Unlike many top business schools that are often housed in relatively new and spacious quarters, London Business School has occupied a magnificent domed and arched building officially owned by the Queen and set across the street from the lovely green rounds of Regent’s Park. But the hallways are narrow and there are few places for students to gather and work in teams. Most students have to cross a busy street and walk down a residential block to find a place for their team meetings. With the addition of more students and programs over the years, the school had long outstripped the capacity of its buildings.
“This is something we have been very keen to do otherwise the school couldn’t expand the way we want it to,” Sir Andrew told the FT. “This really provides for us for expansion for the next 50 years.”
FULL-TIME MBA PROGRAM TO EXPAND ALONG WITH EXECUTIVE EDUCATION
Once London Business School can expand into the new space, a fairly significant expansion in its programs is expected. The school currently has an intake of about 405 full-time MBAs a year, though this is expected to increase by an additional 75 in two year, even before the Town Hall is ready to open.

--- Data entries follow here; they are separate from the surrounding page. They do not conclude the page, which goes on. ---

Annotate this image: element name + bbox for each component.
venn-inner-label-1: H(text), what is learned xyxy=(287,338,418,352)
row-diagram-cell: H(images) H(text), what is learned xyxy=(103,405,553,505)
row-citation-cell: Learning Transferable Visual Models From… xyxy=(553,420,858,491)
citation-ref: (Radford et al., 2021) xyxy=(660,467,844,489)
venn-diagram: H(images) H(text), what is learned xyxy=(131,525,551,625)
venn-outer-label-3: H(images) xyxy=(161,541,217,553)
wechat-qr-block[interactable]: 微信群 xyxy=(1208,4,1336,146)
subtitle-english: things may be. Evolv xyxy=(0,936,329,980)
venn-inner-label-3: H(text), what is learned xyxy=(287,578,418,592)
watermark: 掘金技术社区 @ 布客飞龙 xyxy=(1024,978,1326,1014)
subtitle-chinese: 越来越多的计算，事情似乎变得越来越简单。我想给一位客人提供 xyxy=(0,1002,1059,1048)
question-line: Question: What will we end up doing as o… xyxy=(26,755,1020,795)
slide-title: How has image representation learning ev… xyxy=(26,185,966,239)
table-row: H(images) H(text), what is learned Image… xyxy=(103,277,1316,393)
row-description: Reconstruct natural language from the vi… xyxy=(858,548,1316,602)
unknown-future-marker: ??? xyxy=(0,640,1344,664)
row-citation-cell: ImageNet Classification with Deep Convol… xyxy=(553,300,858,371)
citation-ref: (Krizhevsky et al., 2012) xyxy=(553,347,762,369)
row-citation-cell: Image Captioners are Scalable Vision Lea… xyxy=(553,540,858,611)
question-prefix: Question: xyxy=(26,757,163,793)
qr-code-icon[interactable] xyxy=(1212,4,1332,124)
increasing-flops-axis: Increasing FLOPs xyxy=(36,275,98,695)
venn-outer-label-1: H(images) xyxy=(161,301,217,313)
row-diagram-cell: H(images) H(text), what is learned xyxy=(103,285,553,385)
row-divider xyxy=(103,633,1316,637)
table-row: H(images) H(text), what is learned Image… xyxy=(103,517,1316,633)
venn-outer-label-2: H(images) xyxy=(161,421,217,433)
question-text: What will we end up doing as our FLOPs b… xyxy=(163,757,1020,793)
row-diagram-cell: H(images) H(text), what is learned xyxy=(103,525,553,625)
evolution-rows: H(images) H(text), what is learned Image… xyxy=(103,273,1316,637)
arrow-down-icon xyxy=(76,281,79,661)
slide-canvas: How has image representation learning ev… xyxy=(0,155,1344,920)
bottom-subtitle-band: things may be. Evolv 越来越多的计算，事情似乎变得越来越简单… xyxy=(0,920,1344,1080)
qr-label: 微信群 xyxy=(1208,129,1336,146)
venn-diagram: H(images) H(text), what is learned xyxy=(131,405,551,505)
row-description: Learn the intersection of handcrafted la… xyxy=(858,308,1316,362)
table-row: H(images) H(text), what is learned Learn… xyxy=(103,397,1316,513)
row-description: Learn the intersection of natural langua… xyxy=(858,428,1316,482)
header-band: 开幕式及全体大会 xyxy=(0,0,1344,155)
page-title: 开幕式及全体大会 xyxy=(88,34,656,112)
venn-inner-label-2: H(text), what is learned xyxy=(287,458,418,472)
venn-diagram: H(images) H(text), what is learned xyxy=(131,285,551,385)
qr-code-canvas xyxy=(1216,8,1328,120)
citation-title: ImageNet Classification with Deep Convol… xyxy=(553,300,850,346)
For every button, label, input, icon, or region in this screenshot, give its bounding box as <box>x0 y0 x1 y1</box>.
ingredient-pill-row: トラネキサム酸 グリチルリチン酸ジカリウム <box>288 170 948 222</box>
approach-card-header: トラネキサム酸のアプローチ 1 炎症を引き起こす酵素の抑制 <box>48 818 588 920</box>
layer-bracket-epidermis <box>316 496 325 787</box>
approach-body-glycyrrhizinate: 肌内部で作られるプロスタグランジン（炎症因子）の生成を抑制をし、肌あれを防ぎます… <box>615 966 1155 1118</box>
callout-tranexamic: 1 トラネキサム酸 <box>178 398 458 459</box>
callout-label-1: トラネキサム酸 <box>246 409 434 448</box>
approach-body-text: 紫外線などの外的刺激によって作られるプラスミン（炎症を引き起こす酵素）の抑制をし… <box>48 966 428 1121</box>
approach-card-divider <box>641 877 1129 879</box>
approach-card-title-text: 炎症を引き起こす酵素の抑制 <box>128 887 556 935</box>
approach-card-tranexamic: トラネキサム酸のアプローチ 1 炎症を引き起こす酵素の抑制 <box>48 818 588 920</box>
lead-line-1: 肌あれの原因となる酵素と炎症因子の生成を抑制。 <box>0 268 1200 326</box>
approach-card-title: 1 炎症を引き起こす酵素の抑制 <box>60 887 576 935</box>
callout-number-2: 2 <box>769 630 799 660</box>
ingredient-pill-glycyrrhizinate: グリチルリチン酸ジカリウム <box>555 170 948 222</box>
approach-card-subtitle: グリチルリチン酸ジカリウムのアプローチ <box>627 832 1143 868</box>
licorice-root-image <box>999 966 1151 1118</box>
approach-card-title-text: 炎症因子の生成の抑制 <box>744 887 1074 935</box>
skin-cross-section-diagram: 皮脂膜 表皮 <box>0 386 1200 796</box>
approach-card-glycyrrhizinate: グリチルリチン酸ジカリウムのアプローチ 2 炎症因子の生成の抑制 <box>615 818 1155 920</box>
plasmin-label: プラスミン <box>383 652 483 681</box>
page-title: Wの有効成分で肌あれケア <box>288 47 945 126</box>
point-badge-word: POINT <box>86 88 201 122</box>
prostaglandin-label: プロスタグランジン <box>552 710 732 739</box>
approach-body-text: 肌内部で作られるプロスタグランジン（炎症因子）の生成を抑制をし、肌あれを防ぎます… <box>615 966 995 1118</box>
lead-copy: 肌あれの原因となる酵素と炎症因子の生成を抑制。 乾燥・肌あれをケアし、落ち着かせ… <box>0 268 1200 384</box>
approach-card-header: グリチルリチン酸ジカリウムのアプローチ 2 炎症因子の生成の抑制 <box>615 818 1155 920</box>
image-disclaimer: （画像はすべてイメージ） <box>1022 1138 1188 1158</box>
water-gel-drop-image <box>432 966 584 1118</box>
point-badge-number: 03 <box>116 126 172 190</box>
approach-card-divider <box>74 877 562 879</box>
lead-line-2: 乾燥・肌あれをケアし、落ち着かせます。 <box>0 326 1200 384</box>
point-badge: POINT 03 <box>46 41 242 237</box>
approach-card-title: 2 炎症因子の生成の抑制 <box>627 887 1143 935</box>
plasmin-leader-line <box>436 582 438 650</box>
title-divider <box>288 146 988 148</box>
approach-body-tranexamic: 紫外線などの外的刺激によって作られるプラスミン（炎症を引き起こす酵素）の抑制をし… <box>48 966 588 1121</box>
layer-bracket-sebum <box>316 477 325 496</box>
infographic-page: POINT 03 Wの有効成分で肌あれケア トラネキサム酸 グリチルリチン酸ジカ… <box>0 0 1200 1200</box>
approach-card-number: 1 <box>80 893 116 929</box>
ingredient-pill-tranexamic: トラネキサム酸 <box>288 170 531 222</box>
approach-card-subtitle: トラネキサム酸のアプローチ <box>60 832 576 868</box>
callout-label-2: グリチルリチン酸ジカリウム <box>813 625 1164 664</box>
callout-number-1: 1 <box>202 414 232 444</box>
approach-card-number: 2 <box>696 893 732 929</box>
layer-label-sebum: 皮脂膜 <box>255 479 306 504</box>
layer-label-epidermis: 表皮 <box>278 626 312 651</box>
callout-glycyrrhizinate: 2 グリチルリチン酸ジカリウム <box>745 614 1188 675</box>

The deal to acquire that much space in central London is complicated, involving a civil partnership with Westminster City Council. The school will essentially share the building so that council meetings, weddings and other community functions can be held in the facility after the renovations are complete.
In a statement accompanying the news release by London Business School, Cllr Jonathan Glanz, Westminster Council’s Cabinet Member for Housing and Property, said: “In tough economic times, it is more important than ever for councils to make best use of their property assets. This agreement will not only generate an income for the council, but it will also see the multi-million pound restoration of the famous building. I am delighted that we have partnered with London Business School and to see the historic building enter a new chapter as a modern educational facility.”